Espedaillac workers’ restaurant

Auberge Beaville in Espedaillac, southwest France.

©Warren Nunn 2004

If you visit the French countryside, a not-to-be missed experience is eating at a traditional workers’ restaurant. It will cost about 12 Euro ($A24) but a more filling and challenging menu will be hard to find.

The midday meal is sacrosanct in France and in rural areas particularly, tradesmen and locals flock to places such as the Auberge Beaville in Espedaillac.

More tourists have switched on to these five-course meals that are served in a manner that has not changed for centuries.

For starters, there’s bread soup followed by a salad entrée (lettuce, tomato, eggs, walnut topped with vinegar dressing) that is served with Gesier – duck’s stomach muscle. Don’t be put off by the thought of it. No part of the bird goes to waste around here.

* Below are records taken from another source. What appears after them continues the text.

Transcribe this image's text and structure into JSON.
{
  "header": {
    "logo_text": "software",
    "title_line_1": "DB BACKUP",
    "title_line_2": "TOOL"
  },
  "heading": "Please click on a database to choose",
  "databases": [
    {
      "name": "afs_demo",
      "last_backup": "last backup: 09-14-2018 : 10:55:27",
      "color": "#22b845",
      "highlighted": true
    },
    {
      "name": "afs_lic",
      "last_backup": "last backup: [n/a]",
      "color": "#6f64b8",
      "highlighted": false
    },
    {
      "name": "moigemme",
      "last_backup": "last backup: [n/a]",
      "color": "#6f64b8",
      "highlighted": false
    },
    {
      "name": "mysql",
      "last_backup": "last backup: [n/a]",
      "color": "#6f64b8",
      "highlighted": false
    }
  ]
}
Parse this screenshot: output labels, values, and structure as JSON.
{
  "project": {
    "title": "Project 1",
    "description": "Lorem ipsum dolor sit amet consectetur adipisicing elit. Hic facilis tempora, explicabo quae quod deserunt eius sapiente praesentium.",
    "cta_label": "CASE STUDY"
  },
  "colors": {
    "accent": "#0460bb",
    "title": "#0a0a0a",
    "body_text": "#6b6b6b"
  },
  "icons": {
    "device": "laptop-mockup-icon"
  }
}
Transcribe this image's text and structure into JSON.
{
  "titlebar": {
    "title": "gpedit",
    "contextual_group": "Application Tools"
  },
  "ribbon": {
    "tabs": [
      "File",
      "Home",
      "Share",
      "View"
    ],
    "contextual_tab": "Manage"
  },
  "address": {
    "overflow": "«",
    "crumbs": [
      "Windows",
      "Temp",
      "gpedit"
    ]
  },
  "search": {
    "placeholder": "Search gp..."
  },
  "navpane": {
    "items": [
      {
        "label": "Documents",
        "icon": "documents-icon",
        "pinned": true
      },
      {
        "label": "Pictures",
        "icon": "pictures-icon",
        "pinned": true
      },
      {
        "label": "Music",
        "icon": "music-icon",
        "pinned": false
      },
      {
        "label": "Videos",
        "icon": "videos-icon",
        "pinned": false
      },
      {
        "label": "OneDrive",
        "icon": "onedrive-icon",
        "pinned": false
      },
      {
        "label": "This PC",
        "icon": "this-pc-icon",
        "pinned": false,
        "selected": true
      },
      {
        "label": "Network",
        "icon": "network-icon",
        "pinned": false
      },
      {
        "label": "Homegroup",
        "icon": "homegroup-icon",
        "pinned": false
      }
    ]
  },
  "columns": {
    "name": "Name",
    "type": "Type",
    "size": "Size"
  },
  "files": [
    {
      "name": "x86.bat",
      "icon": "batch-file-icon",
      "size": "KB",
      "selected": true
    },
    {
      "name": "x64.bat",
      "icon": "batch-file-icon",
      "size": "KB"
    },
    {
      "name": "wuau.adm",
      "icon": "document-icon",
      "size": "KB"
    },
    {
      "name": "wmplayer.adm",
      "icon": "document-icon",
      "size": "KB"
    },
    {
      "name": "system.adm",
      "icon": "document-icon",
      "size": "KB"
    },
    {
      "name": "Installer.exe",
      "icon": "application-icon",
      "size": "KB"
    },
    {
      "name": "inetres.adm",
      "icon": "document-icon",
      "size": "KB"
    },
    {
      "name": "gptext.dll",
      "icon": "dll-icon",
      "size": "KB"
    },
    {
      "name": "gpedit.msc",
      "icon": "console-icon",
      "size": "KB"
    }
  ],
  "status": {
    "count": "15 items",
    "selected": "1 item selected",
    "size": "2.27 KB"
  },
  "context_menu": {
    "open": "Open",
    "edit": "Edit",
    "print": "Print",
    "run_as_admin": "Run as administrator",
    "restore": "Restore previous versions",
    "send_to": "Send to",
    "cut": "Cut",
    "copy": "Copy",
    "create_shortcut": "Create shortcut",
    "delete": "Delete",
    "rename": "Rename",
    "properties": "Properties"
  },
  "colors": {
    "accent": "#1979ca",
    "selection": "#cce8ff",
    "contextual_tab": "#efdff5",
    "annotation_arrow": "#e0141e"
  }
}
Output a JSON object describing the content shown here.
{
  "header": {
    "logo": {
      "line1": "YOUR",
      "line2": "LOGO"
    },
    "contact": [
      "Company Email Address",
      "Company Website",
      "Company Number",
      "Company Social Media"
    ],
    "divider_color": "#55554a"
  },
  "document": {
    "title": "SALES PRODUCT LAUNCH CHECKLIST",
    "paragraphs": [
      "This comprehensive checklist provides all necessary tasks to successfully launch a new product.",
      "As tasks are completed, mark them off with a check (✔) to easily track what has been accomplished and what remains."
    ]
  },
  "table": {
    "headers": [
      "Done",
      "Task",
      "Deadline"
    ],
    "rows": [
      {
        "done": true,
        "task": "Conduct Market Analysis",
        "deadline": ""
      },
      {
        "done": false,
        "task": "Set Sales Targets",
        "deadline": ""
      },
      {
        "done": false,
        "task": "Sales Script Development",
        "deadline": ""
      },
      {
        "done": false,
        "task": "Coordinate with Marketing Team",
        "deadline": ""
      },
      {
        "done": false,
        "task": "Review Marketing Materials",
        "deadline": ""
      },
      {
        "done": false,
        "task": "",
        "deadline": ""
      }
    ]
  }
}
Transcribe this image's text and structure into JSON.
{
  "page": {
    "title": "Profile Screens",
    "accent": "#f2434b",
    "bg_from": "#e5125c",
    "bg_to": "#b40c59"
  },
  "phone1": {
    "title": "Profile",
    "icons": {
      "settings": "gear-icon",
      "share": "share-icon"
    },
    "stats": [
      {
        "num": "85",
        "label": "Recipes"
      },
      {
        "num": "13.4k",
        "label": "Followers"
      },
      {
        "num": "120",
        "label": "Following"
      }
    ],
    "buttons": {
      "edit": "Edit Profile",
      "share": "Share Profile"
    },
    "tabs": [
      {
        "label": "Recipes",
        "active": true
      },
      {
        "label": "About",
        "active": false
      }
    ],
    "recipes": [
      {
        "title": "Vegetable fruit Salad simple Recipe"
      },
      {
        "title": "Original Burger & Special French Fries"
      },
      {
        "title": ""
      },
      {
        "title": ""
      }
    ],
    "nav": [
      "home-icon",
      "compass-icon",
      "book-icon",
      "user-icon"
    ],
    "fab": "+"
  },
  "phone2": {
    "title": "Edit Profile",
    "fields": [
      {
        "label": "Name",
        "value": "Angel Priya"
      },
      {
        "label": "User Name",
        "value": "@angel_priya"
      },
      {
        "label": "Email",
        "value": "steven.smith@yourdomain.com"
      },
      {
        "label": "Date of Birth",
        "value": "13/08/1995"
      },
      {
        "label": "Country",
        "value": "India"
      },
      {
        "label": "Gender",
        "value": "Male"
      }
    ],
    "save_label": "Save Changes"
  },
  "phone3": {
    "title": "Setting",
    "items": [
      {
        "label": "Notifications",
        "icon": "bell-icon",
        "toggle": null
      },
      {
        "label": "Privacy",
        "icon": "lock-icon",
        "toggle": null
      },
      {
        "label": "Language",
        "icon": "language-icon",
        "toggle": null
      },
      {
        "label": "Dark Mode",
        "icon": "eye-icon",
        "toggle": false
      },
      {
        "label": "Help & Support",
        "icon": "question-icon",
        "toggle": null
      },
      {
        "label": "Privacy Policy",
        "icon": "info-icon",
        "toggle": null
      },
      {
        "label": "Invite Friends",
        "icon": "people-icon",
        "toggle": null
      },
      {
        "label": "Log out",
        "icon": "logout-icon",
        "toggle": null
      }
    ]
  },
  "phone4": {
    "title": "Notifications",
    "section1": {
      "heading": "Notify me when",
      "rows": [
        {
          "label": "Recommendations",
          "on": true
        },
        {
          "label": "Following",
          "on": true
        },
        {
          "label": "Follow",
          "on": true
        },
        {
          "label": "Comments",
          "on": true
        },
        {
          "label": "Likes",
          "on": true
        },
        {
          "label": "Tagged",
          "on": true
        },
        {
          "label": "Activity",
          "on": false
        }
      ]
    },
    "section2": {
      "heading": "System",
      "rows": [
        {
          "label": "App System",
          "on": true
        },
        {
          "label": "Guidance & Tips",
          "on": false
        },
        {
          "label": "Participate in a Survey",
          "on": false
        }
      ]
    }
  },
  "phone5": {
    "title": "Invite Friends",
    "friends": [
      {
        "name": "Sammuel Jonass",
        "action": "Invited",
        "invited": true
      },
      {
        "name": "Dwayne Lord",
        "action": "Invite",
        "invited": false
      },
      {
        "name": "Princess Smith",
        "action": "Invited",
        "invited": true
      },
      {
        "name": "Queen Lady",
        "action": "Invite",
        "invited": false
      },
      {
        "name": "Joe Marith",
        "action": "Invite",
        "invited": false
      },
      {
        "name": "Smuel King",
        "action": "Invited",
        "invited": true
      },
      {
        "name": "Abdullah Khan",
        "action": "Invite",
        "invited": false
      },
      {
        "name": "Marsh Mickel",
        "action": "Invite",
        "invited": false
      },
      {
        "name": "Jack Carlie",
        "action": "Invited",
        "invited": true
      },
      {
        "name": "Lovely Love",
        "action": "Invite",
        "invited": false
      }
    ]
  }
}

Tuck in. It’s great! You can always eat it with a big chunk of chewy country bread and wash down with a glass of wine.

The Auberge Beaville was once a farmhouse and has a traditional Cantou (fireplace) a focal point of an intimate restaurant that seats about 40 inside with room for more outside. The fireplaces were built big enough to accommodate two people on box seats that contained salt, a valuable commodity in times past.

A large cooking pot suspended from above sits over a fire that keeps warm both the food and the farmer and his wife.

Back to the meal and Cog-Au-Vin is served. For the uninitiated, the rooster that sits on the plate before you had been force-fed red wine till he expired, then was cooked in red wine! He’s served with pasta and wine sauce.

Now the cheese  – camembert, gruyère and blue cheese with more bread.

Dessert is peaches that have been soaked in wine for two days served with a cake that is set aside to draw up the juices that remain.

Coffee, a long walk and an afternoon nap seem mandatory thereafter. But not for the workers who disappear as quickly as they arrived.